The plan is to spend US$50 billion, of which at least US$35 billion would be funded by grants and the rest by concessional lending. Given the commitments, only a further $13bn in grants is needed. But crucially, these must not just be promises, but upfront financing, at-risk investment and vaccine donations now.
Under what the report calls "business as usual", it estimates a global supply of 6bn doses by the end of 2021, which would be sufficient to vaccinate 3.5bn people (45 per cent of the world's population). That would allow the world's high-priority population to be covered. In practice, however, some countries are vaccinating children, while others are vaccinating nearly nobody. Thus, actual coverage in low- and middle-income countries will be far below 45 per cent.

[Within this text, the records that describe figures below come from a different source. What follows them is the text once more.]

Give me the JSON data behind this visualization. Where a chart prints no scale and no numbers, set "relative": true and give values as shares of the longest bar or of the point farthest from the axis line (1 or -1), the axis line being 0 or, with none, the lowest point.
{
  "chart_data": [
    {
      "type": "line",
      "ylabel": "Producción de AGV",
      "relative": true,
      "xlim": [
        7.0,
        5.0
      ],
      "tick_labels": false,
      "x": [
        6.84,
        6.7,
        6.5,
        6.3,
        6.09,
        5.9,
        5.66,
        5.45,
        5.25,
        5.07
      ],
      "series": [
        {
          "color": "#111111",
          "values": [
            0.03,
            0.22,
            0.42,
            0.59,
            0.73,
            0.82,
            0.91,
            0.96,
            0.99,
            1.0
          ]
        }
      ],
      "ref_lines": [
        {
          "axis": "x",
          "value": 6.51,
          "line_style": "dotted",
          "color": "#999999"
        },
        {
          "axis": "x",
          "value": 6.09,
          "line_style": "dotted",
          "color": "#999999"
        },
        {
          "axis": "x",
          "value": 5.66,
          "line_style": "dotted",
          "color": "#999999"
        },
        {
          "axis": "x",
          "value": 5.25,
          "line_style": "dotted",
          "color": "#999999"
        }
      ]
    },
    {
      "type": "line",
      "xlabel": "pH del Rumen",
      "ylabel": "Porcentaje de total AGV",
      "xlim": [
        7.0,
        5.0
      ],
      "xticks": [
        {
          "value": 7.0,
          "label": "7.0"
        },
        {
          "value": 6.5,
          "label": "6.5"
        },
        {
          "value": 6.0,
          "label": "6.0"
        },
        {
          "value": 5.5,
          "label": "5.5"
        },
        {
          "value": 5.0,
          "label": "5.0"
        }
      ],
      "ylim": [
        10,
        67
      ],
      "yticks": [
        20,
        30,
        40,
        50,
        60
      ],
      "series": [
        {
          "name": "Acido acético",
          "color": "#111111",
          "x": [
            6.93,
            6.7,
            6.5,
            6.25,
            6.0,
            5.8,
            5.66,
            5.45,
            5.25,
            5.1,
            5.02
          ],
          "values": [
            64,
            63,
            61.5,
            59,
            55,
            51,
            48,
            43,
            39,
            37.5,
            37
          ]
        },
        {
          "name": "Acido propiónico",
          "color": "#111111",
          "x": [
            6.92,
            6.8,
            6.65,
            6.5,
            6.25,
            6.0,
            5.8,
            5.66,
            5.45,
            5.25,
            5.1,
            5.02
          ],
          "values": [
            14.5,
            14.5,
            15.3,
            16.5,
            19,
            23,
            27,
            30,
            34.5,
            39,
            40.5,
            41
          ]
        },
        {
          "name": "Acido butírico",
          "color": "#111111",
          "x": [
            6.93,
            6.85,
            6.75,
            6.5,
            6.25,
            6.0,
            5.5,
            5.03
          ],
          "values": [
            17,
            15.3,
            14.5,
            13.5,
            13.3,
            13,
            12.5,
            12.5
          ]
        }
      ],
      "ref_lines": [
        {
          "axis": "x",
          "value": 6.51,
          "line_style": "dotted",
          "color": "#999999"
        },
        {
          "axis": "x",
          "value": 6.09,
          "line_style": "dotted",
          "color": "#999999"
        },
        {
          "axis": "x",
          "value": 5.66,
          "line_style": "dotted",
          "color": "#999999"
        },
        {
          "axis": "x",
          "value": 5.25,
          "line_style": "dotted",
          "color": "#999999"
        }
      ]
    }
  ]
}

Worse, there are plausible downside risks to this scenario. These include shortages of raw materials, export restrictions, safety concerns over the vaccines particularly suitable to developing countries and the likely use of doses to vaccinate children or provide boosters to offset reduced vaccine efficacy. Any or all of these developments would further reduce vaccine availability to developing countries, delaying the end of the global pandemic. So, what is proposed on vaccination?
First, achieve the more ambitious vaccination targets. This will require additional upfront cash contributions of US$4 billion to Covax, the entity intended to ensure global vaccine access. That would allow Covax to finalise orders, activate unutilised global capacity and deliver vaccines. Moreover, individual countries should also be helped to order more. In addition, restrictions on raw materials and finished vaccines must be lifted. Finally, surplus vaccines should be donated wherever needs are greatest.
Second, insure against downside risks, by entering into final contracts for an extra 1bn doses in the first half of 2022. This would require extra funding of US$8 billion. Also, make extra efforts to encourage voluntary licensing and cross-border transfer of technology. In addition, it is essential to create a global system of genomic surveillance and vaccine modification, if needed. Another essential component is transparency over all orders and the supply chains expected to deliver them.
Third, manage the period of vaccine scarcity wisely. So, invest today in delivery capacity and in countering "vaccine hesitancy". In addition, evaluate all potential vaccines, including those from China or Russia. It is also vital to ensure that vaccines will, at the least, be free to poor people. Moreover, so long as vaccines remain scarce, doses should be stretched, as the UK has done, by giving first doses to more people, by fractional dosing, or by giving single doses to people who have already had the disease.
The technical details of the proposed programme may need to be adjusted. So, too, may the precise funding. But there can be no question of the overall logic. We are all in this together. It is folly to imagine that the national focus of today's vaccination programmes will be effective in dealing with a global pandemic. It is folly not to expand global vaccine supply and delivery as urgently as is possible. It is folly, too, to spend literally trillions of dollars on pandemic support at home, while failing to spend a few tens of billions on ending the pandemic worldwide as swiftly as possible.
If such self-evident truths do not sway the governments of the high-income democracies, let them consider the geopolitics. For modest sums, they can transform the plight of billions of people living in vulnerable countries and so prove that they are both caring and competent. They can look good by doing good. If they fail to show the needed urgency in spending these trivial sums, posterity will want to know what on earth they were thinking. This is a global war. Governments of rich countries should go forth and win it now.